Отдохнув, ученый посмотрел на часы. Одежда уже давно высохла. Настала пора возвращаться. Профессор снова облачился в обычный земной костюм и принял вид типичного интеллигента, хотя брюки потеряли складку, а пиджак помялся.
Волны венерианского моря лениво набегали на берег. Теперь в полосе прибоя лежали целые гирлянды водорослей. За время прогулки море выбросило на берег много растений и среди них изрядное количество мелких обитателей морских пучин. Профессор никогда таких не видел и не поленился набрать в сумку образчики здешней флоры и фауны с намерением передать их Виктору Петровичу.
Погода продолжала оставаться на редкость хорошей. Тучи плавали где-то в вышине, и ни одна капля дождя не упала на ученого за все время прогулки.

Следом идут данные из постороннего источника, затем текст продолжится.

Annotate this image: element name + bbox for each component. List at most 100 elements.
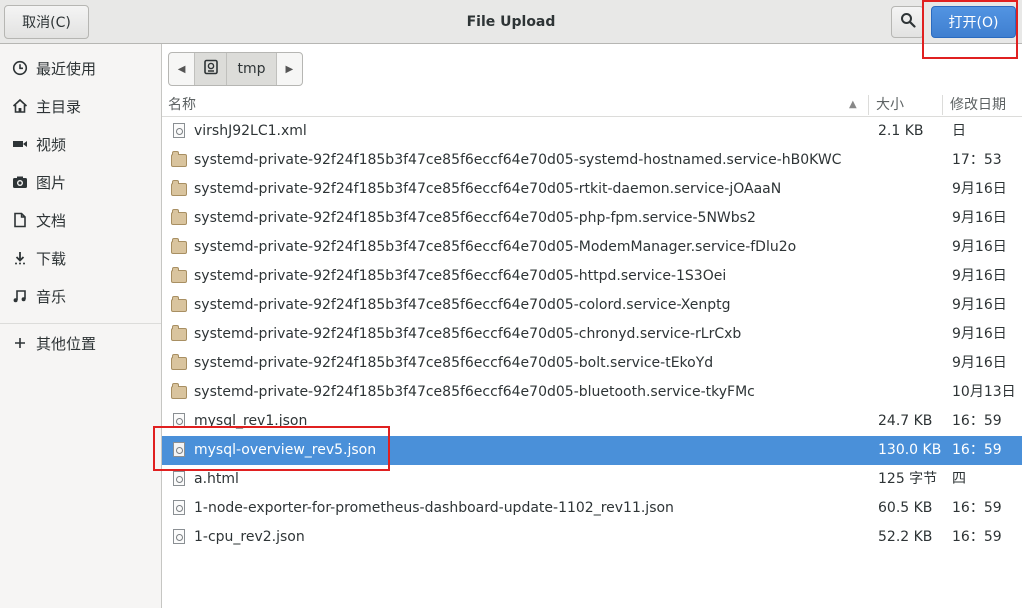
document-icon bbox=[12, 212, 28, 228]
sidebar-item-label: 最近使用 bbox=[36, 59, 97, 78]
file-icon bbox=[171, 500, 187, 516]
path-root-button[interactable] bbox=[194, 53, 228, 85]
column-name-header[interactable]: 名称 bbox=[168, 93, 196, 117]
file-name: 1-node-exporter-for-prometheus-dashboard… bbox=[194, 500, 674, 516]
file-name: virshJ92LC1.xml bbox=[194, 123, 307, 139]
file-date: 9月16日 bbox=[952, 326, 1007, 342]
folder-icon bbox=[171, 383, 187, 400]
sidebar-item-documents[interactable]: 文档 bbox=[0, 202, 161, 238]
sidebar-item-label: 文档 bbox=[36, 211, 67, 230]
folder-row[interactable]: systemd-private-92f24f185b3f47ce85f6eccf… bbox=[162, 262, 1022, 291]
file-date: 9月16日 bbox=[952, 297, 1007, 313]
file-date: 9月16日 bbox=[952, 239, 1007, 255]
music-icon bbox=[12, 288, 28, 304]
dialog-title: File Upload bbox=[466, 14, 556, 30]
file-date: 9月16日 bbox=[952, 355, 1007, 371]
column-modified-label: 修改日期 bbox=[950, 97, 1006, 113]
file-row[interactable]: mysql_rev1.json 24.7 KB 16：59 bbox=[162, 407, 1022, 436]
cancel-button[interactable]: 取消(C) bbox=[4, 5, 89, 39]
folder-icon bbox=[171, 325, 187, 342]
column-size-label: 大小 bbox=[876, 97, 904, 113]
column-divider bbox=[868, 95, 869, 115]
plus-icon bbox=[12, 335, 28, 351]
folder-icon bbox=[171, 296, 187, 313]
path-bar: ◀ tmp ▶ bbox=[168, 52, 303, 86]
folder-icon bbox=[171, 238, 187, 255]
file-name: systemd-private-92f24f185b3f47ce85f6eccf… bbox=[194, 297, 731, 313]
sidebar-item-recent[interactable]: 最近使用 bbox=[0, 50, 161, 86]
search-button[interactable] bbox=[891, 6, 924, 38]
file-row[interactable]: 1-node-exporter-for-prometheus-dashboard… bbox=[162, 494, 1022, 523]
column-modified-header[interactable]: 修改日期 bbox=[950, 93, 1006, 117]
column-name-label: 名称 bbox=[168, 97, 196, 113]
folder-row[interactable]: systemd-private-92f24f185b3f47ce85f6eccf… bbox=[162, 349, 1022, 378]
folder-row[interactable]: systemd-private-92f24f185b3f47ce85f6eccf… bbox=[162, 378, 1022, 407]
file-date: 日 bbox=[952, 123, 966, 139]
chevron-right-icon: ▶ bbox=[285, 63, 294, 75]
file-icon bbox=[171, 529, 187, 545]
open-button-label: 打开(O) bbox=[948, 15, 999, 31]
file-date: 16：59 bbox=[952, 500, 1002, 516]
file-list-header: 名称 ▲ 大小 修改日期 bbox=[162, 93, 1022, 117]
file-date: 10月13日 bbox=[952, 384, 1016, 400]
folder-row[interactable]: systemd-private-92f24f185b3f47ce85f6eccf… bbox=[162, 175, 1022, 204]
header-bar: 取消(C) File Upload 打开(O) bbox=[0, 0, 1022, 44]
folder-row[interactable]: systemd-private-92f24f185b3f47ce85f6eccf… bbox=[162, 146, 1022, 175]
file-date: 9月16日 bbox=[952, 268, 1007, 284]
file-date: 9月16日 bbox=[952, 210, 1007, 226]
cancel-button-label: 取消(C) bbox=[22, 15, 71, 31]
sidebar-item-other-locations[interactable]: 其他位置 bbox=[0, 325, 161, 361]
folder-row[interactable]: systemd-private-92f24f185b3f47ce85f6eccf… bbox=[162, 291, 1022, 320]
file-icon bbox=[171, 471, 187, 487]
file-name: systemd-private-92f24f185b3f47ce85f6eccf… bbox=[194, 210, 756, 226]
sidebar-item-label: 视频 bbox=[36, 135, 67, 154]
drive-icon bbox=[203, 59, 219, 79]
file-icon bbox=[171, 413, 187, 429]
file-date: 四 bbox=[952, 471, 966, 487]
folder-icon bbox=[171, 151, 187, 168]
sidebar-item-pictures[interactable]: 图片 bbox=[0, 164, 161, 200]
sidebar-divider bbox=[0, 323, 161, 324]
file-date: 17：53 bbox=[952, 152, 1002, 168]
path-forward-button[interactable]: ▶ bbox=[277, 53, 302, 85]
file-size: 52.2 KB bbox=[878, 529, 933, 545]
file-name: a.html bbox=[194, 471, 239, 487]
path-segment-label: tmp bbox=[237, 61, 266, 77]
file-name: systemd-private-92f24f185b3f47ce85f6eccf… bbox=[194, 181, 782, 197]
folder-icon bbox=[171, 209, 187, 226]
column-size-header[interactable]: 大小 bbox=[876, 93, 904, 117]
sidebar-item-music[interactable]: 音乐 bbox=[0, 278, 161, 314]
recent-icon bbox=[12, 60, 28, 76]
folder-row[interactable]: systemd-private-92f24f185b3f47ce85f6eccf… bbox=[162, 233, 1022, 262]
file-name: systemd-private-92f24f185b3f47ce85f6eccf… bbox=[194, 268, 727, 284]
folder-row[interactable]: systemd-private-92f24f185b3f47ce85f6eccf… bbox=[162, 320, 1022, 349]
file-date: 16：59 bbox=[952, 529, 1002, 545]
sort-ascending-icon: ▲ bbox=[849, 99, 857, 110]
file-icon bbox=[171, 442, 187, 458]
file-date: 9月16日 bbox=[952, 181, 1007, 197]
file-row-selected[interactable]: mysql-overview_rev5.json 130.0 KB 16：59 bbox=[162, 436, 1022, 465]
column-divider bbox=[942, 95, 943, 115]
path-back-button[interactable]: ◀ bbox=[169, 53, 194, 85]
file-name: systemd-private-92f24f185b3f47ce85f6eccf… bbox=[194, 239, 797, 255]
folder-icon bbox=[171, 180, 187, 197]
file-row[interactable]: virshJ92LC1.xml 2.1 KB 日 bbox=[162, 117, 1022, 146]
file-row[interactable]: 1-cpu_rev2.json 52.2 KB 16：59 bbox=[162, 523, 1022, 552]
file-name: mysql-overview_rev5.json bbox=[194, 442, 377, 458]
open-button[interactable]: 打开(O) bbox=[931, 6, 1016, 38]
sidebar-item-home[interactable]: 主目录 bbox=[0, 88, 161, 124]
sidebar-item-label: 其他位置 bbox=[36, 334, 97, 353]
path-segment-tmp[interactable]: tmp bbox=[227, 53, 277, 85]
sidebar-item-label: 主目录 bbox=[36, 97, 82, 116]
home-icon bbox=[12, 98, 28, 114]
file-name: systemd-private-92f24f185b3f47ce85f6eccf… bbox=[194, 326, 742, 342]
search-icon bbox=[900, 12, 916, 32]
folder-row[interactable]: systemd-private-92f24f185b3f47ce85f6eccf… bbox=[162, 204, 1022, 233]
file-icon bbox=[171, 123, 187, 139]
folder-icon bbox=[171, 267, 187, 284]
sidebar-item-videos[interactable]: 视频 bbox=[0, 126, 161, 162]
sidebar-item-downloads[interactable]: 下载 bbox=[0, 240, 161, 276]
file-size: 125 字节 bbox=[878, 471, 938, 487]
file-name: systemd-private-92f24f185b3f47ce85f6eccf… bbox=[194, 152, 842, 168]
file-row[interactable]: a.html 125 字节 四 bbox=[162, 465, 1022, 494]
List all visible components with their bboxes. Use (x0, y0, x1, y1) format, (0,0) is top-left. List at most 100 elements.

Питательные таблетки настолько восстановили силы, что обратный путь профессор совершил, не испытывая ни малейшей усталости. Вернувшись домой, он немедленно достал медицинский справочник, проштудировал некоторые страницы и сделал себе инъекцию препарата, предохраняющего человеческий организм от последствий радиации.
Еще в дороге он решил, что никому не скажет о случившемся и оставит за собой монополию изучения Горячих Скал для будущего труда.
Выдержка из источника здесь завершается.